Indeed, public agencies concerned with natural disasters are glomming onto social media like so many teenagers, attracted to its instant, two-way connectivity.
"It's fast. It's direct. It enhances our ability to deliver the message," said Bruce Gordon, director of communications for the Minnesota Department of Public Safety, whose 12 public information officers post breaking news, safety tips and even human interest stories on Facebook, Twitter and YouTube.
The Twin Cities office of the National Weather Service, while moving cautiously, has found social media to be a valuable new source of weather observations, often using reports from the public to check the accuracy of forecasts, storm reports and even radar.
"In a fair number of cases, they send a picture, with hail in the palm of someone's hand, or there's a ruler by it," said Dan Luna, meteorologist in charge at the Twin Cities weather service office. "It helps us validate that the warning was appropriate. That's really exciting."

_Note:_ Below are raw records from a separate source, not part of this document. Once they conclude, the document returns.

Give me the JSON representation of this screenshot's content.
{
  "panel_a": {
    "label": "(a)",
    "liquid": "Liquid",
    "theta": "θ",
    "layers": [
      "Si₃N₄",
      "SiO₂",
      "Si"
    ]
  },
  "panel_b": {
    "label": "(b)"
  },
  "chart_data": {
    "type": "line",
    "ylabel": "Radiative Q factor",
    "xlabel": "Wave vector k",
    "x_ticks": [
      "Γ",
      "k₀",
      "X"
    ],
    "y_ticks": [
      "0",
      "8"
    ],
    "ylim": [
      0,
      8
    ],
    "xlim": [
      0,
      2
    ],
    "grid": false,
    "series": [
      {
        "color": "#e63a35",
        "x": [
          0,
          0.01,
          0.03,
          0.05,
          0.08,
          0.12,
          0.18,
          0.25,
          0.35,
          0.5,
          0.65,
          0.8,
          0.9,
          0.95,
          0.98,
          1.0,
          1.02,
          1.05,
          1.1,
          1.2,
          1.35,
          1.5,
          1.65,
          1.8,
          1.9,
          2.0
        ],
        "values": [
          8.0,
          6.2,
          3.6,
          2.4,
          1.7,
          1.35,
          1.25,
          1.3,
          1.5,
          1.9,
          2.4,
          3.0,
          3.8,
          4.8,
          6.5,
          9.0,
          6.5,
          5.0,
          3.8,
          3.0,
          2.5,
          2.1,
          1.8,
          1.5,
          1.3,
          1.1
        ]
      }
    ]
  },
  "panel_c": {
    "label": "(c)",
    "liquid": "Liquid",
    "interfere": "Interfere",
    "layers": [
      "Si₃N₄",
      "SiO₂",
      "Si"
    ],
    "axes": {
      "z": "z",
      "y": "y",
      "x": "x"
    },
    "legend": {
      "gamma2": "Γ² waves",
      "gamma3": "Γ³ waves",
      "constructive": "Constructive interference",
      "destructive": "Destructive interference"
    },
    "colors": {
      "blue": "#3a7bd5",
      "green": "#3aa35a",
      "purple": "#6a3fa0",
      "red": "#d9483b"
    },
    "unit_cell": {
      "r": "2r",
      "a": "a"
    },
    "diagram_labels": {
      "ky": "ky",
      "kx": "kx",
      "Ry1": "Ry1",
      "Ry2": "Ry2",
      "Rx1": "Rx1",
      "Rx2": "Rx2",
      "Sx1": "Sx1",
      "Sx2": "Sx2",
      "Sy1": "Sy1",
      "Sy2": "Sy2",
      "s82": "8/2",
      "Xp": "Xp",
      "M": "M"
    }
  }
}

Since joining Facebook in 2011, the office has been "liked" 6,000 times. Just this week, Shawn DeVinny, who might be called the agency's social meteorologist, posted a request for measurements of frost depth across southern Minnesota and western Wisconsin, since the office had only a half-dozen of the readings that can help with flood predictions. A day after posting, 54 people had contributed measurements.
"We're very, very happy," DeVinny said.
What's possible? After a recent blizzard, the Kansas City weather service office saw its Facebook "likes" jump from 7,000 to 20,000, De Vinny said. A video of the same blizzard outside the Amarillo, Texas, office reached 700,000 people — more than triple the number of residents in that office's forecast area.